Du Halo Halo aux lattes Starbucks : l’ascension vertigineuse de l’ube

Portée par les réseaux sociaux et les grandes chaînes de café internationales, l’igname violette philippine connaît une popularité croissante. À tel point que les agriculteurs peinent à suivre la demande.

Avez-vous déjà entendu parler de ce produit à la teinte flashy, que l’on retrouve dans les lattés, les chocolats chauds, les crèmes glacées et même les cosmétiques ? Non, il ne s’agit pas du matcha, mais bien d’ube.

S’il partage les vitrines des coffee shops et les fils Instagram avec la célèbre poudre de thé vert japonaise, ce tubercule tropical, variété d’igname pourpre (prononcé « ou-bé »), vient d’un tout autre univers.

Cultivé traditionnellement aux Philippines, l’ube séduit par sa douceur naturelle, aux notes de vanille, de noisette ou de pistache, et se distingue par l’absence totale de caféine, là où 2 g de matcha apportent environ 70 mg.

Sur le plan nutritionnel, le matcha est réputé pour sa richesse exceptionnelle en catéchines, notamment en EGCG (épigallocatéchine gallate), un antioxydant puissant aux effets protecteurs sur le cœur et le vieillissement cellulaire.

Une mondialisation soudaine

L’ube doit sa couleur violette aux anthocyanes, pigments antioxydants également présents dans les myrtilles, connus pour leurs effets bénéfiques sur la mémoire et les fonctions cognitives.

Dans la tradition culinaire philippine, il se décline surtout en ube halaya — une confiture obtenue à partir d’igname cuite avec du lait concentré sucré, du beurre et du sucre — ou sert de garniture au halo‑halo, célèbre dessert à base de glace pilée.

Sa présence dans les foyers relève de l’évidence culturelle, de la mémoire familiale, du quotidien. C’est précisément cette charge affective et identitaire qui rend la mondialisation soudaine du produit si délicate à appréhender.

Selon la journaliste Becca Jones, invitée du podcast What in the World de la BBC World Service, l’ube figure parmi les « saveurs de l’année » dans la presse spécialisée depuis 2021 et 2023.
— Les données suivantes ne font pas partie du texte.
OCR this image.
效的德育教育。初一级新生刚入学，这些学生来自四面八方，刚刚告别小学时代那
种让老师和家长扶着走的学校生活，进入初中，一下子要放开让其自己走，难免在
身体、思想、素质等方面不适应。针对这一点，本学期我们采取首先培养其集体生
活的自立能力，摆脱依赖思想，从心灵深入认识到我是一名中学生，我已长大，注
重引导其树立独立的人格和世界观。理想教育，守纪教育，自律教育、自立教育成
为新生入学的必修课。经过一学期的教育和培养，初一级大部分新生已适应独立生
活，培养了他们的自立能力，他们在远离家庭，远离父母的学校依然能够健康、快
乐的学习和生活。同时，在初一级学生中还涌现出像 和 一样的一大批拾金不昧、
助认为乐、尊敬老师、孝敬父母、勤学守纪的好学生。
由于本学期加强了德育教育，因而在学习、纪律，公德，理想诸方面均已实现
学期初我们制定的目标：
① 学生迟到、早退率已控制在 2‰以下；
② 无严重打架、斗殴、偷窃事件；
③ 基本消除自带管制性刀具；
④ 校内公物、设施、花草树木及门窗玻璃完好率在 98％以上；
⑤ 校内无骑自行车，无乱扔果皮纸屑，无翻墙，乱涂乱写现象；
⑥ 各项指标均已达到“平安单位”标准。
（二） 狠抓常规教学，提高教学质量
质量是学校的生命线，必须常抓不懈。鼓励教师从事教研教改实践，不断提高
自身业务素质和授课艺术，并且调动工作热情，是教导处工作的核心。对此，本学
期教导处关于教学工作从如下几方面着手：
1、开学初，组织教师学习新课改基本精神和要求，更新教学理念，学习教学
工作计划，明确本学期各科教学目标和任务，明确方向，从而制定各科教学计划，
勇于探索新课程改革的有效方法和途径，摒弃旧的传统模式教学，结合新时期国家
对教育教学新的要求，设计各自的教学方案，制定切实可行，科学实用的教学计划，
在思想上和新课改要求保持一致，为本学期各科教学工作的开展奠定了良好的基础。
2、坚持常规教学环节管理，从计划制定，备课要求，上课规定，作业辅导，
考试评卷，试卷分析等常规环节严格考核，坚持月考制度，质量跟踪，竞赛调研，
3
Fierté et inquiétude : le double visage d’une tendance

Mais c’est à partir de fin 2025 et durant le premier semestre 2026 que la demande a véritablement changé d’échelle, portée par l’entrée en scène de grandes enseignes — Starbucks, avec des éditions limitées dès 2025, puis Costa Coffee au Royaume‑Uni — et par une omniprésence sur les réseaux sociaux, dans le sillage des grandes vagues culinaires précédentes.

Aux Philippines, la fierté d’une reconnaissance mondiale se mêle à l’amertume de voir un bien culturel commun capté par des acteurs étrangers, sans réelle redistribution vers les communautés d’origine.

« Il y a une pénurie d’ube aux Philippines, et les grandes marques non philippines sont celles qui en profitent », déplore ainsi une consommatrice interrogée par la BBC. Selon l’Autorité philippine des statistiques, citée par plusieurs médias, la production totale d’ignames violettes a reculé de 1,63% entre 2024 et 2025, passant de 13 381 à 12 483 tonnes.

Dans le même temps, les exportations d’ube ont bondi d’environ 20% en 2025, pour atteindre autour de 3,2 millions de dollars et près de 1,7 million de kilos expédiés, d’après le ministère philippin du Commerce et de l’Industrie rapporté par CNN. C’est d’autant plus préoccupant que l’ube est une culture exigeante. Son cycle de croissance dure entre neuf et douze mois, ce qui rend toute adaptation rapide à la demande structurellement difficile.